In 2000, Green made a one-hour special out of his testicular cancer surgery. It focused on his reaction to the cancer diagnosis, as well as his family's, and footage of the actual surgery was included in one scene. The episode received wide critical acclaim for revealing a vulnerable, human side of an otherwise juvenile television personality.

In March 2002, he also starred in and directed a one-hour special called The Tom Green Subway Monkey Hour, where he harassed strangers in Japan.

==The New Tom Green Show==
The show was briefly revived by MTV in 2003 as The New Tom Green Show, which was retooled to have a more standard late-night talk show format, but was cancelled by MTV a few months after its premiere due to plummeting ratings. The show ran for 51 episodes from June 23, 2003, to September 5, 2003. Its debut episode generated 871,000 viewers but the average viewership fell to 355,000 in September.

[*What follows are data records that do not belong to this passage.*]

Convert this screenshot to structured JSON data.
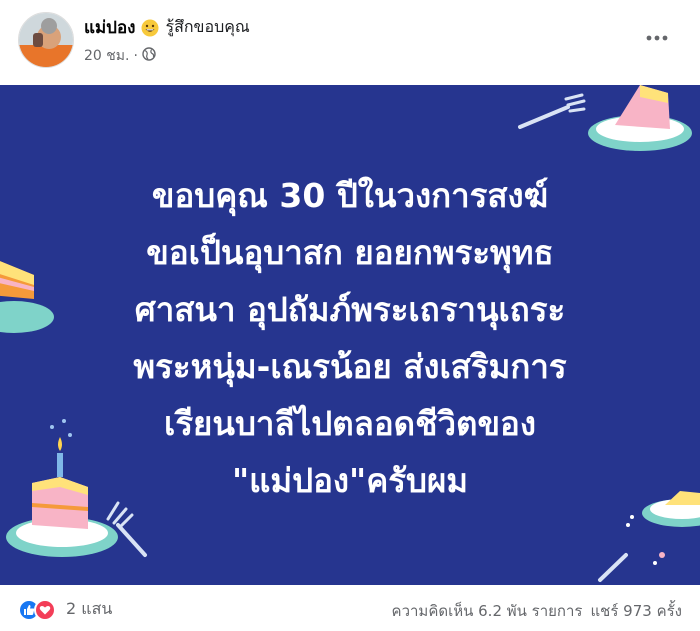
{
  "post": {
    "author": "แม่ปอง",
    "feeling": "รู้สึกขอบคุณ",
    "time": "20 ชม.",
    "dot": "·",
    "icons": {
      "emoji": "grinning-face-emoji",
      "privacy": "globe-icon",
      "more": "more-options-icon"
    },
    "image_text": [
      "ขอบคุณ 30 ปีในวงการสงฆ์",
      "ขอเป็นอุบาสก ยอยกพระพุทธ",
      "ศาสนา อุปถัมภ์พระเถรานุเถระ",
      "พระหนุ่ม-เณรน้อย ส่งเสริมการ",
      "เรียนบาลีไปตลอดชีวิตของ",
      "\"แม่ปอง\"ครับผม"
    ],
    "image_bg": "#26358f"
  },
  "footer": {
    "reactions_count": "2 แสน",
    "comments": "ความคิดเห็น 6.2 พัน รายการ",
    "shares": "แชร์ 973 ครั้ง",
    "like_color": "#1877f2",
    "love_color": "#f33e58"
  }
}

==Tom Green Live! / Tom Green's House Tonight==
On June 15, 2006, Tom Green launched Tom Green Live!, a live call-in talk show broadcast on his website TomGreen.com. It began as a partnership between Green and ManiaTV!. In 2008, the show was renamed Tom Green's House Tonight. The show took place in Green's own living room in the Hollywood Hills overlooking the San Fernando Valley.